The SpaceX IPO Just Broke History — and the Bears Are Already Circling
The $75B SpaceX debut dominates sentiment across every platform while the Fed, Iran, and a surprisingly weak Kroger lurk in the background

Ticker Ratings
Let's just say it: SpaceX (SPCX) had a day. The largest IPO in history raised $75 billion, priced at $135, opened at $150, and closed up 19% at $161 — instantly vaulting the company past Tesla, Meta, and Saudi Aramco to a ~$2 trillion market cap. The S&P 500 tagged along for the ride, gaining 37 points, with the Dow adding 353, helped by an 80-85% probability of a U.S.-Iran peace deal that would reopen the Strait of Hormuz. Not a bad Friday.

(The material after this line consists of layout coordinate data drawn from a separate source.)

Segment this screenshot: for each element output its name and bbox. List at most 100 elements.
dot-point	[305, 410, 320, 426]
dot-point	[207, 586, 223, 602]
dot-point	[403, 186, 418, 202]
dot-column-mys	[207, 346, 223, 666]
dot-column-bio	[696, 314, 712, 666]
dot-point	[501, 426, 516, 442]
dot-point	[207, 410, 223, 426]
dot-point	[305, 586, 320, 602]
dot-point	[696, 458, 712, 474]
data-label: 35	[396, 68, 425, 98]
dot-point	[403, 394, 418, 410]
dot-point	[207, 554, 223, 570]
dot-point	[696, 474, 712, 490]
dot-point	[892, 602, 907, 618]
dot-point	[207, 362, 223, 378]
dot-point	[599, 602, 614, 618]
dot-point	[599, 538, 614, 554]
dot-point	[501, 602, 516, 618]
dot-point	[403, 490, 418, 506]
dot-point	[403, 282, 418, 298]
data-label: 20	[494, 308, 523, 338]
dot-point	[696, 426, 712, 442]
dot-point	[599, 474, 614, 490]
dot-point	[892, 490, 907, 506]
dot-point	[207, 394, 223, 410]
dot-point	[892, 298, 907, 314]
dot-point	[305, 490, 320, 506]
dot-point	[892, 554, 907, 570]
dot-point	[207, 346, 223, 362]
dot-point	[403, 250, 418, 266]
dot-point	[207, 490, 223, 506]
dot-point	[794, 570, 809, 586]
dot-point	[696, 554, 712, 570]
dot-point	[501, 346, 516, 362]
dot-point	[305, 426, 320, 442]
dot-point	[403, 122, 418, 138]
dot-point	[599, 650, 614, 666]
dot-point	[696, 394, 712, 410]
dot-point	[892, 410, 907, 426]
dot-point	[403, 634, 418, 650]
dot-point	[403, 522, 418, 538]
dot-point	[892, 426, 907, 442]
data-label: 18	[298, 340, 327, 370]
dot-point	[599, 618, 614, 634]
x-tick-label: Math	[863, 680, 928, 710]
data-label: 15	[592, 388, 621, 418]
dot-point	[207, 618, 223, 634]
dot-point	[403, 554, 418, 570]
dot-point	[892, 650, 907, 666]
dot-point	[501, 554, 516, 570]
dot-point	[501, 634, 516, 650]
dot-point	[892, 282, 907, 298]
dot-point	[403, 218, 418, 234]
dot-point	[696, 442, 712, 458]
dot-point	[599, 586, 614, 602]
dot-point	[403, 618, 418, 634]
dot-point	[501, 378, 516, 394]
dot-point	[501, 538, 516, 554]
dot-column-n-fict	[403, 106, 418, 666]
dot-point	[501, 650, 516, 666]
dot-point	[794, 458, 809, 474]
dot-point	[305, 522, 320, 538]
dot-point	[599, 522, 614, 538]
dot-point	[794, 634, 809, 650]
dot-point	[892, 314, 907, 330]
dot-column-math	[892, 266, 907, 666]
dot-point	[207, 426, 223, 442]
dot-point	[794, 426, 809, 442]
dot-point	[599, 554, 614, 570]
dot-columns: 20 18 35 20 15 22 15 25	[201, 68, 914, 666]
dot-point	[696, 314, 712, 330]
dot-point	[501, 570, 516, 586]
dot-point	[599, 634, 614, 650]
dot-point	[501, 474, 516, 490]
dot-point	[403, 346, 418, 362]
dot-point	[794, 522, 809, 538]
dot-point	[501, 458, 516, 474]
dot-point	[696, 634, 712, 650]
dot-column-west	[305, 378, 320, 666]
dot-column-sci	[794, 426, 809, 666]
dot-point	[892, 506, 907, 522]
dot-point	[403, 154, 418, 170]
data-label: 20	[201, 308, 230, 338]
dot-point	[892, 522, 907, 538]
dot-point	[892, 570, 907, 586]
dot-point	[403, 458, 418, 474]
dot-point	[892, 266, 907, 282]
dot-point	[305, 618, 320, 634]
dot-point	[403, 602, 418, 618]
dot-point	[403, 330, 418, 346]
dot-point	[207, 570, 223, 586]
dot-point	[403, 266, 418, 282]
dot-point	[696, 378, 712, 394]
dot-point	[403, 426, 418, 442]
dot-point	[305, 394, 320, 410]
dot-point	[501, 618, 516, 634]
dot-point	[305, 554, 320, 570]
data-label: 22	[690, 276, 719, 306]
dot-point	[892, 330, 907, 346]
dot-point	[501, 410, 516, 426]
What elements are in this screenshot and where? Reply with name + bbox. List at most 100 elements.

The bull case is genuinely wild: Starlink generating ~$11B in connectivity revenue, a claimed $28.5 trillion TAM, and xAI data centers collecting $1.25B/month from Anthropic alone. The bear case, articulated loudly by short-seller Jim Chanos, is that 110x revenues with no profit rhymes uncomfortably with 1999. Former SEC Chair Gary Gensler piled on, flagging Musk's 85% voting control and a Texas incorporation as governance red flags. Meanwhile, NASDAQ quietly rewrote its index inclusion rules specifically for SpaceX — which is either a compliment or a warning sign depending on your priors.

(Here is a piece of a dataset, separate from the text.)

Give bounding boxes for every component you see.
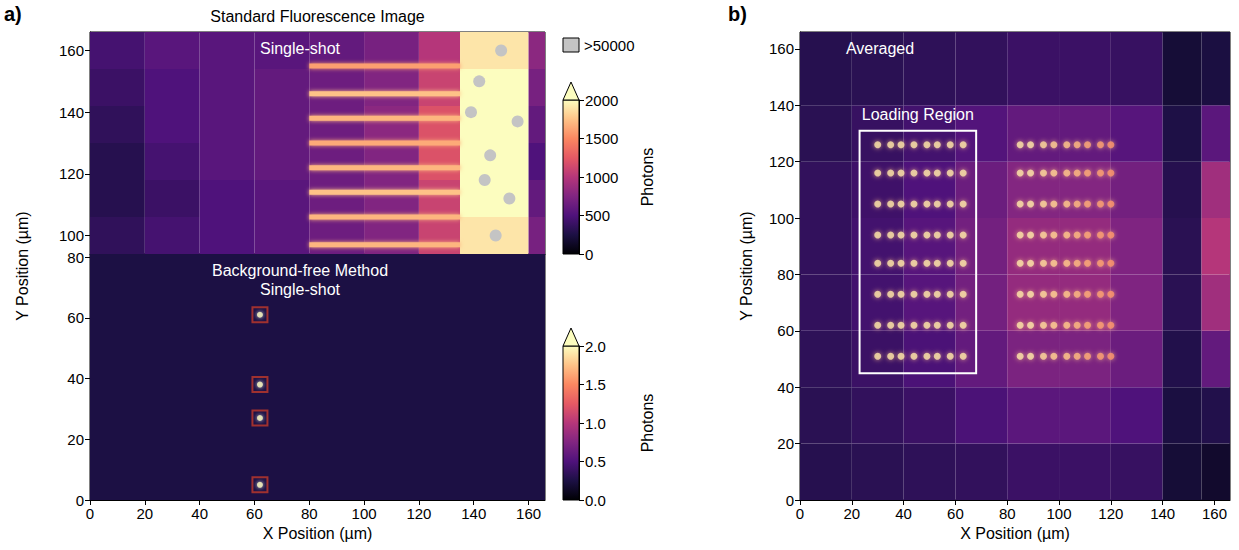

Elsewhere in the market, Kroger (KR) heads into earnings facing its weakest sales growth since August 2024, getting squeezed between Amazon and Walmart on delivery. Also, Roku (ROKU) surged ~20% on M&A rumors — though that's already in the rearview mirror. The macro wildcard remains new Fed Chair Kevin Warsh's first policy meeting, where rates are expected to hold but every syllable will be dissected for signs of political independence. History suggests betting against Musk is expensive. History also suggests 110x revenues eventually finds gravity.